Chinese researchers from Xi'an Jiaotong University in northwest China's Shaanxi Province have unveiled a nanomaterial capable of inhibiting tumor growth by over 80 percent, according to a study published in the journal Advanced Materials. This breakthrough heralds promising advancements in cancer therapy and the management of associated diseases.

Scientific findings indicate that active oxygen species can effectively eliminate cancer cells. The novel nanomaterial offers the potential for customized regulation within living organisms, enhancing the production efficiency of active oxygen species to combat cancer.

Dang Dongfeng, a professor from the Department of Chemistry, Xi'an Jiaotong University, said that "our nanomaterial offers on-demand regulation, enabling precise concentration and retention of active oxygen species at the tumor site. Administered via tail vein injection, the nanomaterial swiftly targets tumor lesions. By harnessing external light sources, we can stimulate the generation of active oxygen."

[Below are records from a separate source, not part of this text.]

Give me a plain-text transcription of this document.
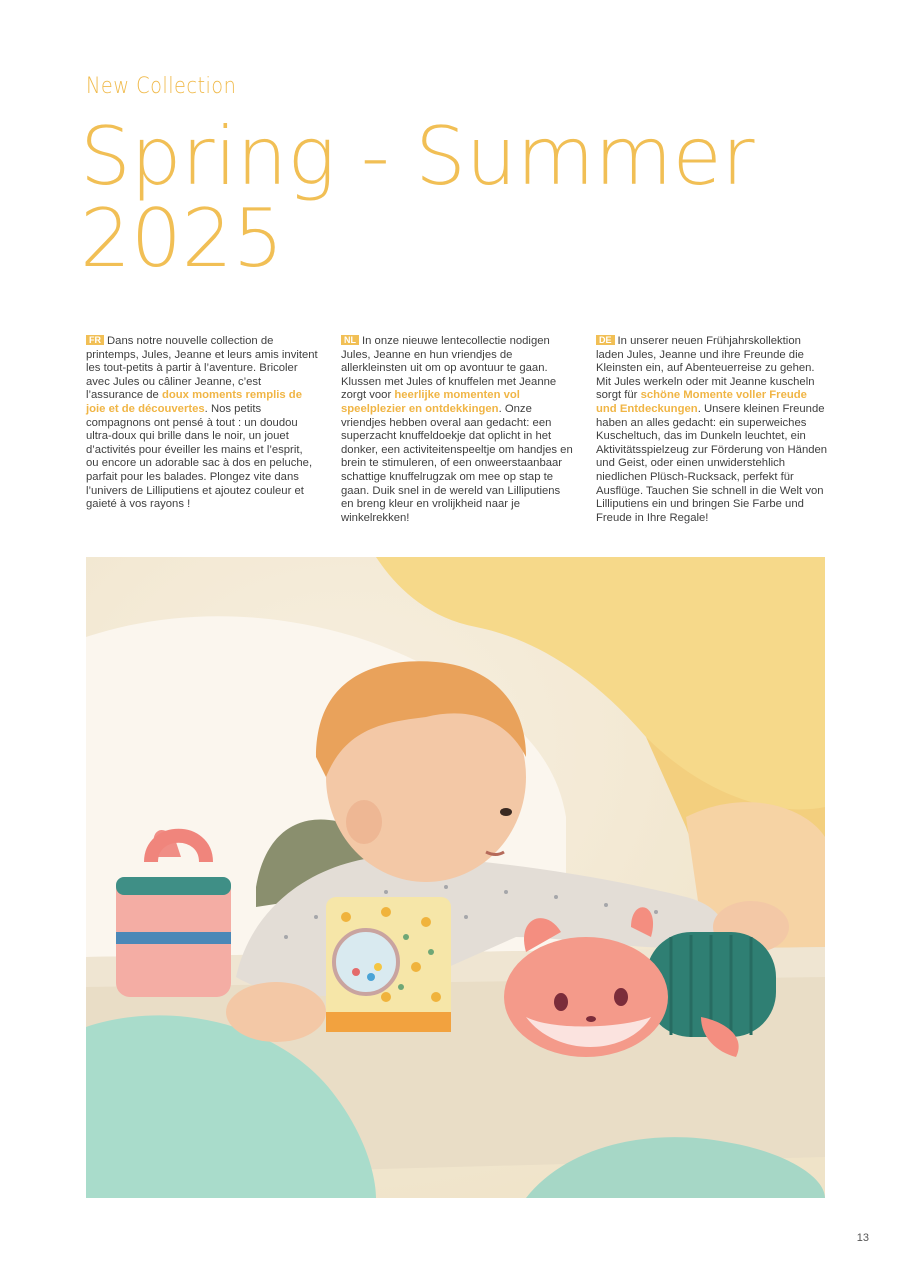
New Collection
Spring - Summer
2025
FR Dans notre nouvelle collection de printemps, Jules, Jeanne et leurs amis invitent les tout-petits à partir à l’aventure. Bricoler avec Jules ou câliner Jeanne, c’est l’assurance de doux moments remplis de joie et de découvertes. Nos petits compagnons ont pensé à tout : un doudou ultra-doux qui brille dans le noir, un jouet d’activités pour éveiller les mains et l’esprit, ou encore un adorable sac à dos en peluche, parfait pour les balades. Plongez vite dans l’univers de Lilliputiens et ajoutez couleur et gaieté à vos rayons !
NL In onze nieuwe lentecollectie nodigen Jules, Jeanne en hun vriendjes de allerkleinsten uit om op avontuur te gaan. Klussen met Jules of knuffelen met Jeanne zorgt voor heerlijke momenten vol speelplezier en ontdekkingen. Onze vriendjes hebben overal aan gedacht: een superzacht knuffeldoekje dat oplicht in het donker, een activiteitenspeeltje om handjes en brein te stimuleren, of een onweerstaanbaar schattige knuffelrugzak om mee op stap te gaan. Duik snel in de wereld van Lilliputiens en breng kleur en vrolijkheid naar je winkelrekken!
DE In unserer neuen Frühjahrskollektion laden Jules, Jeanne und ihre Freunde die Kleinsten ein, auf Abenteuerreise zu gehen. Mit Jules werkeln oder mit Jeanne kuscheln sorgt für schöne Momente voller Freude und Entdeckungen. Unsere kleinen Freunde haben an alles gedacht: ein superweiches Kuscheltuch, das im Dunkeln leuchtet, ein Aktivitätsspielzeug zur Förderung von Händen und Geist, oder einen unwiderstehlich niedlichen Plüsch-Rucksack, perfekt für Ausflüge. Tauchen Sie schnell in die Welt von Lilliputiens ein und bringen Sie Farbe und Freude in Ihre Regale!
13
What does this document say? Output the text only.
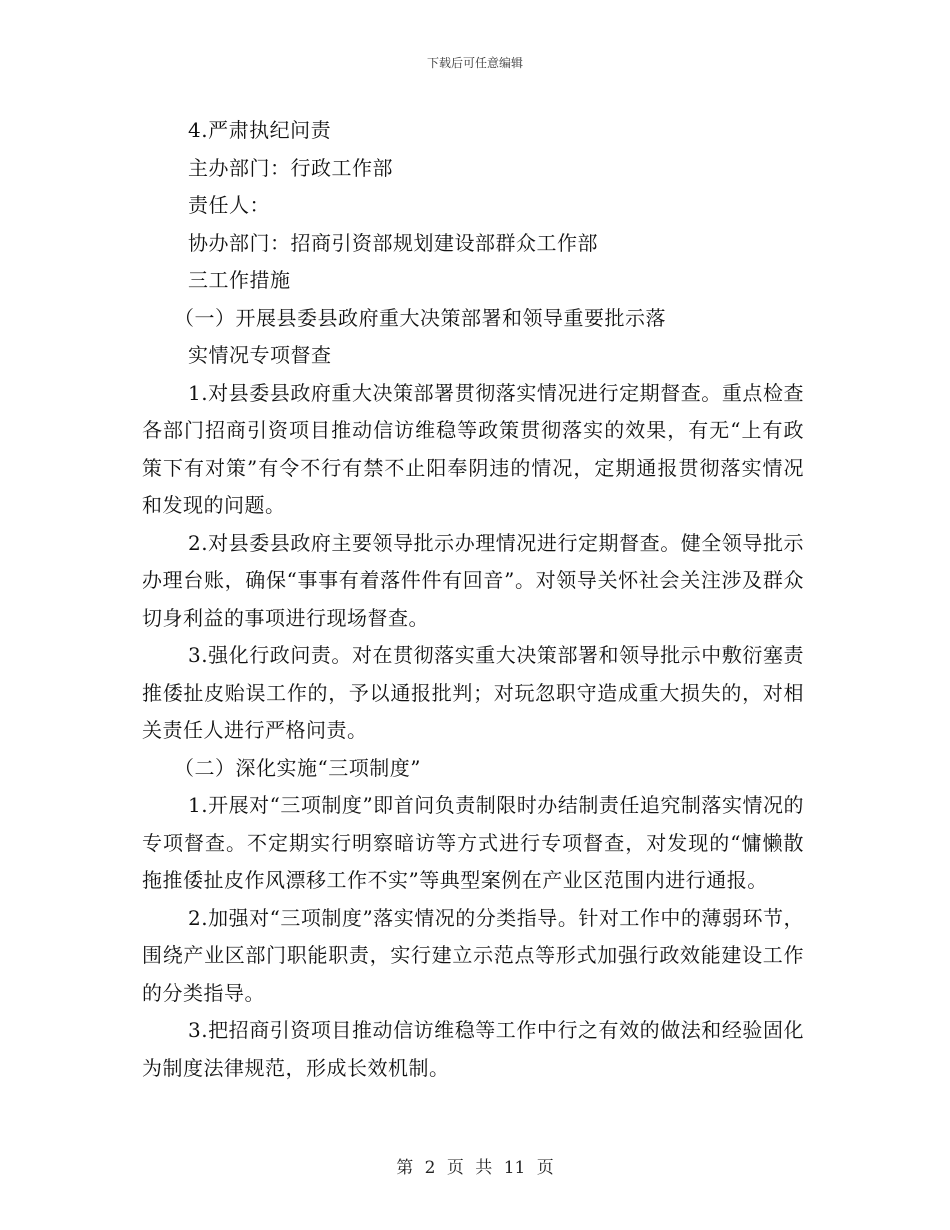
下载后可任意编辑

4.严肃执纪问责

主办部门：行政工作部

责任人：

协办部门：招商引资部规划建设部群众工作部

三工作措施

（一）开展县委县政府重大决策部署和领导重要批示落

实情况专项督查

1.对县委县政府重大决策部署贯彻落实情况进行定期督查。重点检查各部门招商引资项目推动信访维稳等政策贯彻落实的效果，有无“上有政策下有对策”有令不行有禁不止阳奉阴违的情况，定期通报贯彻落实情况和发现的问题。

2.对县委县政府主要领导批示办理情况进行定期督查。健全领导批示办理台账，确保“事事有着落件件有回音”。对领导关怀社会关注涉及群众切身利益的事项进行现场督查。

3.强化行政问责。对在贯彻落实重大决策部署和领导批示中敷衍塞责推倭扯皮贻误工作的，予以通报批判；对玩忽职守造成重大损失的，对相关责任人进行严格问责。

（二）深化实施“三项制度”

1.开展对“三项制度”即首问负责制限时办结制责任追究制落实情况的专项督查。不定期实行明察暗访等方式进行专项督查，对发现的“慵懒散拖推倭扯皮作风漂移工作不实”等典型案例在产业区范围内进行通报。

2.加强对“三项制度”落实情况的分类指导。针对工作中的薄弱环节，围绕产业区部门职能职责，实行建立示范点等形式加强行政效能建设工作的分类指导。

3.把招商引资项目推动信访维稳等工作中行之有效的做法和经验固化为制度法律规范，形成长效机制。

第 2 页 共 11 页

Designing and producing nanomaterials of optimal sizes and prolonging their residence time within the tumor microenvironment pose significant challenges in the realm of optical materials research. The innovation of Chinese researchers enables the self-assembly of nanomaterials, promising enhancements in targeting precision and retention efficacy.

"Our nanomaterial exhibits exceptional assembly capabilities, even within living organisms, ensuring effective retention within tumor cells. It intelligently targets tumor and cancer cells while sparing normal tissues, potentially yielding significant therapeutic benefits," Dang added.

The nanomaterial has undergone successful laboratory development and validation at both cellular and biological levels, demonstrating an impressive tumor inhibition rate exceeding 80 percent.

"We are currently engaged in extensive collaboration and negotiations with relevant hospitals, aiming to advance early-stage clinical transformation research. Our goal is to facilitate the clinical application of optical diagnosis and treatment modalities, offering promising alternatives for the treatment of various cancers," said Dang.